Because of the poor water solubility of nitrogen oxides, there is very little mucous membrane or upper respiratory irritation at low levels (<10 ppm for nitrogen dioxide). This allows prolonged exposure with few warning symptoms other than mild cough or nausea. With more concentrated exposures, upper respiratory symptoms such as burning eyes, sore throat, and cough may occur.

  1. After a delay of up to 24 hours, chemical pneumonitis may develop, with progressive hypoxemia and pulmonary edema. The onset may be more rapid after exposure to higher concentrations. Some cases may evolve to bronchiolitis obliterans in the days after an initial improvement.

  2. After recovery from acute chemical pneumonitis and after chronic low-level exposure to nitrogen oxides, permanent lung disease from tissue damage may become evident.

  3. Methemoglobinemia has been described in victims exposed to nitrogen oxides in smoke during major structural fires.

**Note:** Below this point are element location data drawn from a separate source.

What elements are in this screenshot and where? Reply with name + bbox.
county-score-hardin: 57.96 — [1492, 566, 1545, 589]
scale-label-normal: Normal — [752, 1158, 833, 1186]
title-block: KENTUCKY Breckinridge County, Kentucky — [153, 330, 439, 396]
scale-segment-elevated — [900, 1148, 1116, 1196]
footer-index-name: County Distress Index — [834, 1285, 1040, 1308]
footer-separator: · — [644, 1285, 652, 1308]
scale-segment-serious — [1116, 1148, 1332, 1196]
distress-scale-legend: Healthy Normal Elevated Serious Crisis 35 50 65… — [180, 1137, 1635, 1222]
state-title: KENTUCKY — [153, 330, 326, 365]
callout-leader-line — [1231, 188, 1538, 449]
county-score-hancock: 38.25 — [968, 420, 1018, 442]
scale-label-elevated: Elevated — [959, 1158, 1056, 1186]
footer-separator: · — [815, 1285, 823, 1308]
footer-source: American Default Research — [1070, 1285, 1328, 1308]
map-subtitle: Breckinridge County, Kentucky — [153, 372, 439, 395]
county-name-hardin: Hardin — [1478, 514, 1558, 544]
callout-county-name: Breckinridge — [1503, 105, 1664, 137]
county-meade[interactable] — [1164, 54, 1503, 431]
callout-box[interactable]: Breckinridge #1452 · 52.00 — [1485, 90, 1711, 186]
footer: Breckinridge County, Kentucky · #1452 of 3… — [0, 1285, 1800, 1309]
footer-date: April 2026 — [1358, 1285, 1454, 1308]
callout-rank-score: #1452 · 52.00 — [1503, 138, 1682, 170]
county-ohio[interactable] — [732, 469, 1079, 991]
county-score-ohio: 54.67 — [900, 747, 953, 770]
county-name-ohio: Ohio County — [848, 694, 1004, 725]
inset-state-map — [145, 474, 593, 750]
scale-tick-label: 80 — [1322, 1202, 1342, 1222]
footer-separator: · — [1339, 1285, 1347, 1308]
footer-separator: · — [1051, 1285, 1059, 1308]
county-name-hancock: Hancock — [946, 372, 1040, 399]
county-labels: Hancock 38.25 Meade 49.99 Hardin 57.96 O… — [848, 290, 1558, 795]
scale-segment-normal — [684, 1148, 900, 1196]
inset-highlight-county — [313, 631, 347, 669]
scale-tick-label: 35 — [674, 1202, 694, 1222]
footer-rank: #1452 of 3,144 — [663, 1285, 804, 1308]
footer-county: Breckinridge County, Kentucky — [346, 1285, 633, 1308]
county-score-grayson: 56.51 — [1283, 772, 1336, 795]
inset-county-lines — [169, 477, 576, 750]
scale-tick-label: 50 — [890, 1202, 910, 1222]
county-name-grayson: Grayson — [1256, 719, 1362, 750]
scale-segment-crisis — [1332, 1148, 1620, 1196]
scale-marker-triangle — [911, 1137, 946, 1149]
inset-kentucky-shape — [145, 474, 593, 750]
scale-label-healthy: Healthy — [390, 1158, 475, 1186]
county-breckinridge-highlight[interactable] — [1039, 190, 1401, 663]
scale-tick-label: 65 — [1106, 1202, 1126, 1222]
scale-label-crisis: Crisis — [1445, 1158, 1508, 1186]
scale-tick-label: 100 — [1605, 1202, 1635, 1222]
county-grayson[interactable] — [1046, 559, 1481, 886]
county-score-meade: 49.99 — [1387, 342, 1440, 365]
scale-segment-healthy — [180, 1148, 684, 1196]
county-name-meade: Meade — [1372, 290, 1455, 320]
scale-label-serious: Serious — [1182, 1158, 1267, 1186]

  4. Inhaled nitric oxide (eg, used for therapeutic purposes as a pulmonary vasodilator) can have extrapulmonary effects, including reduced platelet aggregation, methemoglobinemia, and systemic vasodilation.


Is based on a history of exposure, if known. Because of the potential for delayed effects, all patients with significant smoke inhalation should be observed for several hours.

  1. Specific levels. There are no specific blood levels.

  2. Other useful laboratory studies include arterial blood gases with co-oximetry to assess concomitant methemoglobinemia, chest radiography, and pulmonary function tests.